David Tawil, president of ProChain Capital, a crypto hedge fund:
To me, this whole thing, along with the IMF, is just a way for those entities to get involved in the conversation. In terms of putting these requirements it’s going to go ahead, and at least for now, take traditional banks that are traditional regulated by these regulatory entities essentially out of this game and that will allow for more and more alternative players, who are not regulated, to go ahead and to pull further ahead,” he said. “A regulator has very little upside and enormous downside — it’s like being a policeman. You want to protect people.
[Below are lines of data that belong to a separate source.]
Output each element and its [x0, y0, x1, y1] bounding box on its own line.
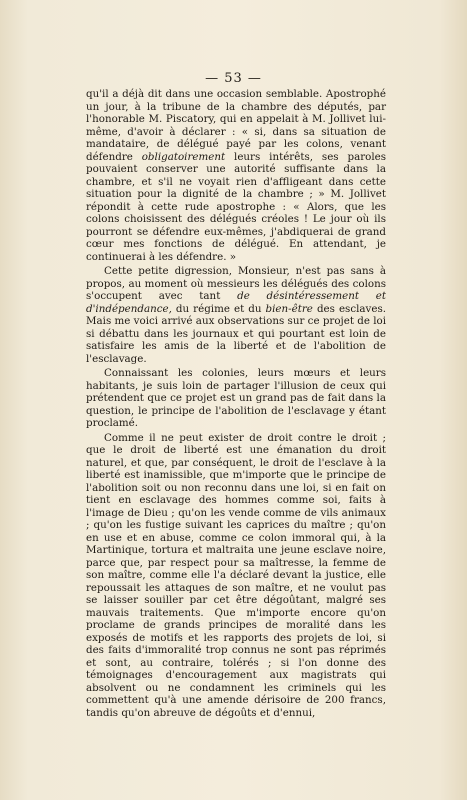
italic-text: de désintéressement et d'indépendance, [86, 290, 386, 315]
paragraph [86, 432, 386, 720]
paragraph [86, 367, 386, 430]
paragraph [86, 265, 386, 365]
text-segment: leurs intérêts, ses paroles pouvaient conserver une autorité suffisante dans la chambre, et s'il ne voyait rien d'affligeant dans cette situation pour la dignité de la chambre ; » M. Jollivet répondit à cette rude apostrophe : « Alors, que les colons choisissent des délégués créoles ! Le jour où ils pourront se défendre eux-mêmes, j'abdiquerai de grand cœur mes fonctions de délégué. En attendant, je continuerai à les défendre. » [86, 150, 386, 263]
page-number: — 53 — [205, 71, 262, 86]
text-segment: des esclaves. Mais me voici arrivé aux observations sur ce projet de loi si débattu dans les journaux et qui pourtant est loin de satisfaire les amis de la liberté et de l'abolition de l'esclavage. [86, 302, 387, 365]
italic-text: obligatoirement [141, 150, 226, 163]
text-segment: qu'il a déjà dit dans une occasion semblable. Apostrophé un jour, à la tribune de la chambre des députés, par l'honorable M. Piscatory, qui en appelait à M. Jollivet lui-même, d'avoir à déclarer : « si, dans sa situation de mandataire, de délégué payé par les colons, venant défendre [86, 88, 386, 163]
text-segment: Cette petite digression, Monsieur, n'est pas sans à propos, au moment où messieurs les délégués des colons s'occupent avec tant [86, 265, 386, 302]
paragraph [86, 88, 386, 263]
text-segment: du régime et du [171, 302, 266, 315]
text-segment: Connaissant les colonies, leurs mœurs et leurs habitants, je suis loin de partager l'illusion de ceux qui prétendent que ce projet est un grand pas de fait dans la question, le principe de l'abolition de l'esclavage y étant proclamé. [86, 367, 386, 429]
body-text [86, 88, 386, 721]
italic-text: bien-être [265, 302, 313, 315]
text-segment: Comme il ne peut exister de droit contre le droit ; que le droit de liberté est une émanation du droit naturel, et que, par conséquent, le droit de l'esclave à la liberté est inamissible, que m'importe que le principe de l'abolition soit ou non reconnu dans une loi, si en fait on tient en esclavage des hommes comme soi, faits à l'image de Dieu ; qu'on les vende comme de vils animaux ; qu'on les fustige suivant les caprices du maître ; qu'on en use et en abuse, comme ce colon immoral qui, à la Martinique, tortura et maltraita une jeune esclave noire, parce que, par respect pour sa maîtresse, la femme de son maître, comme elle l'a déclaré devant la justice, elle repoussait les attaques de son maître, et ne voulut pas se laisser souiller par cet être dégoûtant, malgré ses mauvais traitements. Que m'importe encore qu'on proclame de grands principes de moralité dans les exposés de motifs et les rapports des projets de loi, si des faits d'immoralité trop connus ne sont pas réprimés et sont, au contraire, tolérés ; si l'on donne des témoignages d'encouragement aux magistrats qui absolvent ou ne condamnent les criminels qui les commettent qu'à une amende dérisoire de 200 francs, tandis qu'on abreuve de dégoûts et d'ennui, [86, 431, 386, 719]
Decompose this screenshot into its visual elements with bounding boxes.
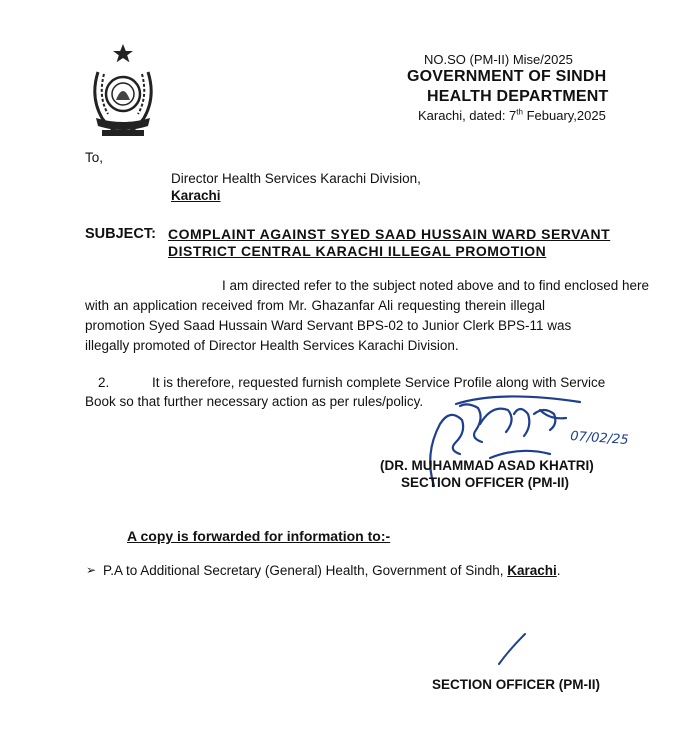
copy-recipient: P.A to Additional Secretary (General) Health, Government of Sindh, Karachi. — [103, 563, 561, 578]
sindh-government-emblem-icon — [84, 42, 162, 142]
paragraph-1-line-1: I am directed refer to the subject noted above and to find enclosed here — [222, 278, 650, 293]
signatory-title: SECTION OFFICER (PM-II) — [401, 475, 569, 490]
signatory-name: (DR. MUHAMMAD ASAD KHATRI) — [380, 458, 594, 473]
paragraph-1-line-4: illegally promoted of Director Health Services Karachi Division. — [85, 338, 459, 353]
department-heading: HEALTH DEPARTMENT — [427, 88, 609, 105]
subject-line-2: DISTRICT CENTRAL KARACHI ILLEGAL PROMOTION — [168, 243, 547, 259]
addressee-line-1: Director Health Services Karachi Division, — [171, 171, 421, 186]
handwritten-date: 07/02/25 — [569, 429, 630, 449]
paragraph-2-line-1: It is therefore, requested furnish complete Service Profile along with Service — [152, 375, 606, 390]
paragraph-2-line-2: Book so that further necessary action as per rules/policy. — [85, 394, 424, 409]
copy-forwarded-heading: A copy is forwarded for information to:- — [127, 528, 391, 544]
paragraph-2-number: 2. — [98, 375, 110, 390]
letter-date: Karachi, dated: 7th Febuary,2025 — [418, 107, 606, 123]
footer-section-officer: SECTION OFFICER (PM-II) — [432, 677, 600, 692]
addressee-line-2: Karachi — [171, 188, 221, 203]
reference-number: NO.SO (PM-II) Mise/2025 — [424, 52, 573, 67]
arrow-bullet-icon: ➢ — [86, 563, 97, 577]
subject-label: SUBJECT: — [85, 226, 156, 242]
paragraph-1-line-3: promotion Syed Saad Hussain Ward Servant BPS-02 to Junior Clerk BPS-11 was — [85, 318, 572, 333]
paragraph-1-line-2: with an application received from Mr. Ghazanfar Ali requesting therein illegal — [85, 298, 545, 313]
to-label: To, — [85, 150, 104, 165]
subject-line-1: COMPLAINT AGAINST SYED SAAD HUSSAIN WARD SERVANT — [168, 226, 611, 242]
government-heading: GOVERNMENT OF SINDH — [407, 68, 607, 85]
initial-mark — [495, 628, 535, 668]
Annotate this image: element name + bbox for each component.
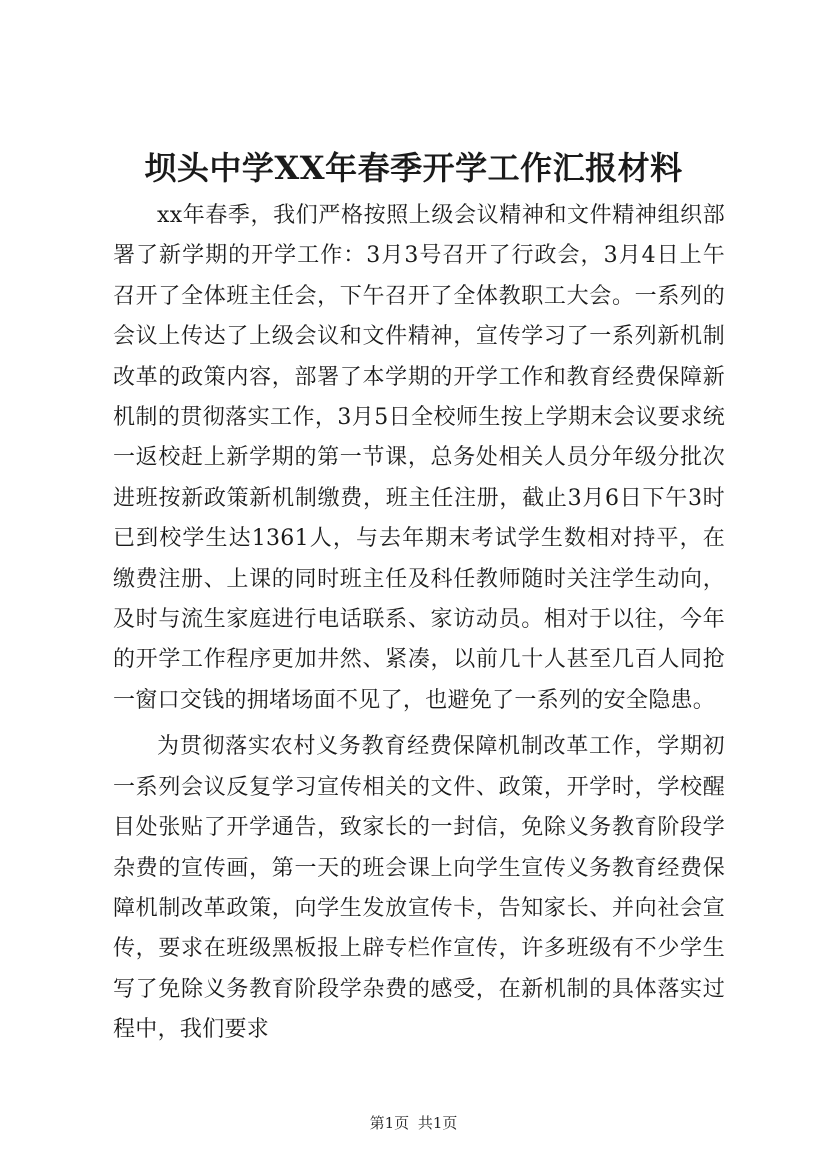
paragraph-1: xx年春季，我们严格按照上级会议精神和文件精神组织部署了新学期的开学工作：3月3号召开了行政会，3月4日上午召开了全体班主任会，下午召开了全体教职工大会。一系列的会议上传达了上级会议和文件精神，宣传学习了一系列新机制改革的政策内容，部署了本学期的开学工作和教育经费保障新机制的贯彻落实工作，3月5日全校师生按上学期末会议要求统一返校赶上新学期的第一节课，总务处相关人员分年级分批次进班按新政策新机制缴费，班主任注册，截止3月6日下午3时已到校学生达1361人，与去年期末考试学生数相对持平，在缴费注册、上课的同时班主任及科任教师随时关注学生动向，及时与流生家庭进行电话联系、家访动员。相对于以往，今年的开学工作程序更加井然、紧凑，以前几十人甚至几百人同抢一窗口交钱的拥堵场面不见了，也避免了一系列的安全隐患。 [113, 203, 725, 713]
document-body [113, 196, 725, 1057]
page-total: 共1页 [417, 1114, 458, 1132]
paragraph-2: 为贯彻落实农村义务教育经费保障机制改革工作，学期初一系列会议反复学习宣传相关的文件、政策，开学时，学校醒目处张贴了开学通告，致家长的一封信，免除义务教育阶段学杂费的宣传画，第一天的班会课上向学生宣传义务教育经费保障机制改革政策，向学生发放宣传卡，告知家长、并向社会宣传，要求在班级黑板报上辟专栏作宣传，许多班级有不少学生写了免除义务教育阶段学杂费的感受，在新机制的具体落实过程中，我们要求 [113, 734, 725, 1043]
document-title: 坝头中学XX年春季开学工作汇报材料 [144, 149, 683, 187]
page-number: 第1页 [369, 1114, 410, 1132]
page-footer [0, 1113, 827, 1133]
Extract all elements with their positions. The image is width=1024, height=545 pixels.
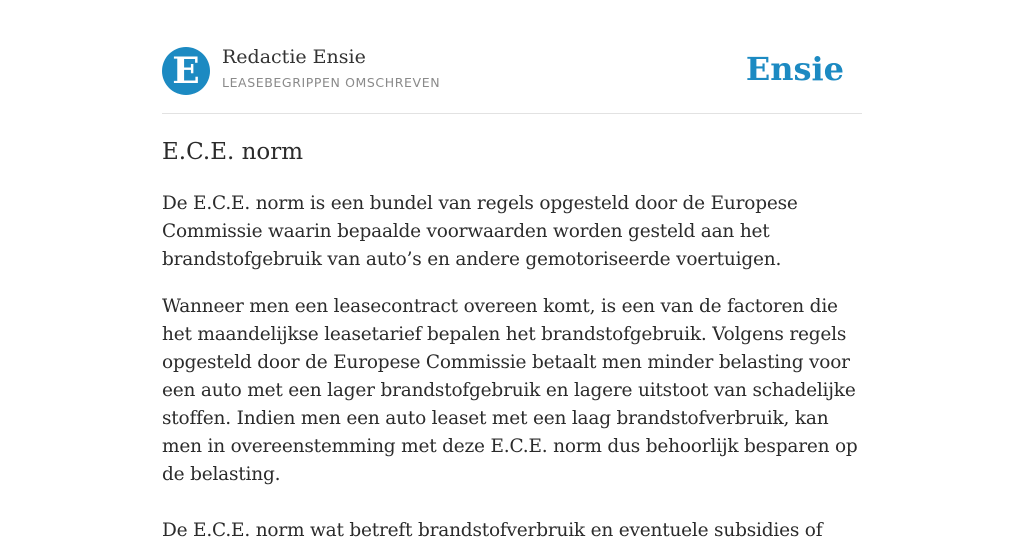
article-body: [162, 136, 862, 545]
author-avatar[interactable]: E: [162, 47, 210, 95]
header-divider: [162, 113, 862, 114]
article-paragraph: Wanneer men een leasecontract overeen komt, is een van de factoren die het maandelijkse leasetarief bepalen het brandstofgebruik. Volgens regels opgesteld door de Europese Commissie betaalt men minder belasting voor een auto met een lager brandstofgebruik en lagere uitstoot van schadelijke stoffen. Indien men een auto leaset met een laag brandstofverbruik, kan men in overeenstemming met deze E.C.E. norm dus behoorlijk besparen op de belasting.: [162, 296, 858, 485]
author-name[interactable]: Redactie Ensie: [222, 46, 366, 68]
author-subtitle: LEASEBEGRIPPEN OMSCHREVEN: [222, 75, 441, 90]
article-header: [162, 46, 862, 96]
ensie-logo[interactable]: Ensie: [745, 50, 844, 88]
article-paragraph: De E.C.E. norm wat betreft brandstofverbruik en eventuele subsidies of: [162, 520, 823, 541]
article-title: E.C.E. norm: [162, 139, 304, 165]
article-paragraph: De E.C.E. norm is een bundel van regels opgesteld door de Europese Commissie waarin bepaalde voorwaarden worden gesteld aan het brandstofgebruik van auto’s en andere gemotoriseerde voertuigen.: [162, 193, 798, 270]
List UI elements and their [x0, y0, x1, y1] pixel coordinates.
So the furthest you can go in terms of lodging measures that stop activity, the better. And so, I think that they are for the first time inserting themselves. This certainly does not mean the end of cryptocurrency, the end of Bitcoin.”
Marc Chandler, chief market strategist at Bannockburn Global Forex:
“I don’t think these things are good or bad themselves — it depends on what the objective is,” he said. “It’s not decentralized, it’s highly concentrated. Crypto was born in an age in which we had very extreme disparities of wealth and income — how can it not reflect that? The bulk of Bitcoin that’s owned by wallets have more than 100 Bitcoins, that’s more than $300,000 — how many Americans have $300,000 to put into crypto as opposed to retirement money?”
Matt Maley, chief market strategist for Miller Tabak + Co.:
“Obviously tougher capital requirements cause banks to have more capital on hand — that can have an impact on their earnings. The committee is saying because of risks involved — cryptocurrencies are very volatile — you have to have more capital on hand to protect against declines,” he said. “If it’s going to cost banks more to hold these cryptocurrencies on their books, they’re theoretically going to be less likely to hold the same kind of size as they otherwise would.”
Wells Fargo analyst Mike Mayo said in a Bloomberg TV interview with Matt Miller:
“It is getting hammered, but you know what? It’s getting treated like any other higher-risk asset like subprime loans, or CDOs, or derivatives, or structured products. And it is a new product. It’s untested through economic cycles. It’s untested through liquidity.”